Rory Levin, a sixth grader in Bloomington, Minnesota, used to hate going to school. He has a health condition that often makes him feel apprehensive around other students. Taking special-education classes did little to ease his anxiety.
So when his district created a stand-alone digital-only program, Bloomington Online School, last year for the pandemic, Rory opted to try it. Now the 11-year-old is enjoying school for the first time, said his mother, Lisa Levin. He loves the live video classes and has made friends with other online students, she said.
In December, Bloomington Public Schools decided to keep running the online school even after the pandemic subsides. Lisa Levin plans to re-enroll Rory for this fall.
“It is such a good fit for him,” she said. “We’re really hoping they can continue it for the rest of his school career.”
A year after the coronavirus set off a seismic disruption in public education, some of the remote programs that districts intended to be temporary are poised to outlast the pandemic. Even as students flock back to classrooms, a subset of families who have come to prefer online learning are pushing to keep it going — and school systems are rushing to accommodate them.

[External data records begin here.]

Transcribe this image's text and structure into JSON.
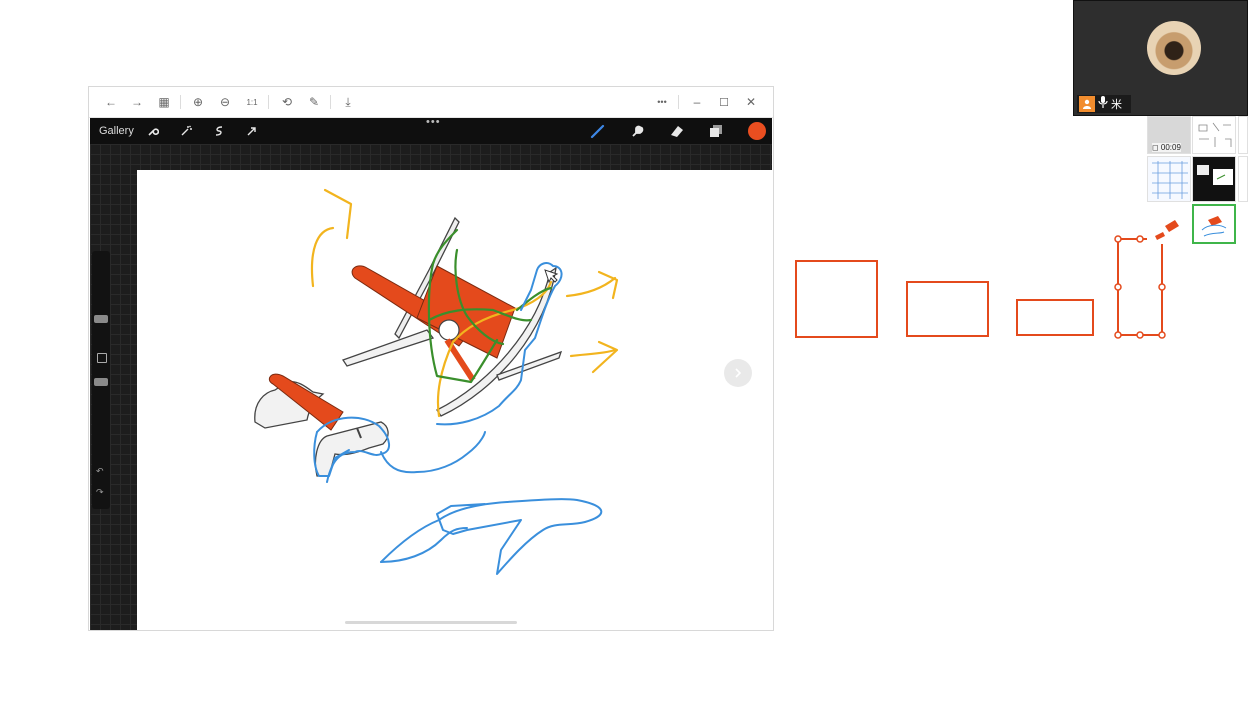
{
  "viewer": {
    "toolbar": {
      "back_icon": "←",
      "forward_icon": "→",
      "grid_icon": "▦",
      "zoom_in_icon": "⊕",
      "zoom_out_icon": "⊖",
      "actual_size_icon": "1:1",
      "rotate_icon": "⟲",
      "edit_icon": "✎",
      "save_icon": "⤓",
      "more_icon": "•••",
      "minimize_icon": "–",
      "maximize_icon": "☐",
      "close_icon": "✕"
    }
  },
  "procreate": {
    "gallery_label": "Gallery",
    "drag_handle": "•••",
    "color_accent": "#ea4e20",
    "tools": [
      "wrench-icon",
      "magic-wand-icon",
      "selection-icon",
      "transform-icon",
      "brush-icon",
      "smudge-icon",
      "eraser-icon",
      "layers-icon"
    ]
  },
  "drawing_colors": {
    "blue": "#3a8fdc",
    "green": "#3a8f2c",
    "yellow": "#f2b41e",
    "red": "#e44a1c"
  },
  "video_call": {
    "status_icons": [
      "user-icon",
      "mic-icon",
      "spotlight-icon"
    ],
    "thumbnail_time": "00:09"
  }
}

The districts are racing to set up full-fledged online schools even as concerns mount that remote learning has taken a substantial toll on many children’s academic progress and emotional health. Parents and lawmakers, alarmed by the situation, have urged schools to reopen.
Even so, at least several hundred of the nation’s 13,000 school districts have established virtual schools this academic year, with an eye to operating them for years to come, education researchers said. Unlike many makeshift pandemic school programs, these stand-alone virtual schools have their own teachers, who work only with remote students and use curricula designed for online learning.
Yet a surge of online schools comes with risks. It could normalize remote learning approaches that have had poor results for many students, education researchers said. It could also further divide a fragile national education system, especially when many Asian, Black and Latino families have been wary of sending their children back to school this year.
“My fear is that it will lead to further fracturing and fragmentation,” said Jack Schneider, an assistant professor of education at the University of Massachusetts, Lowell.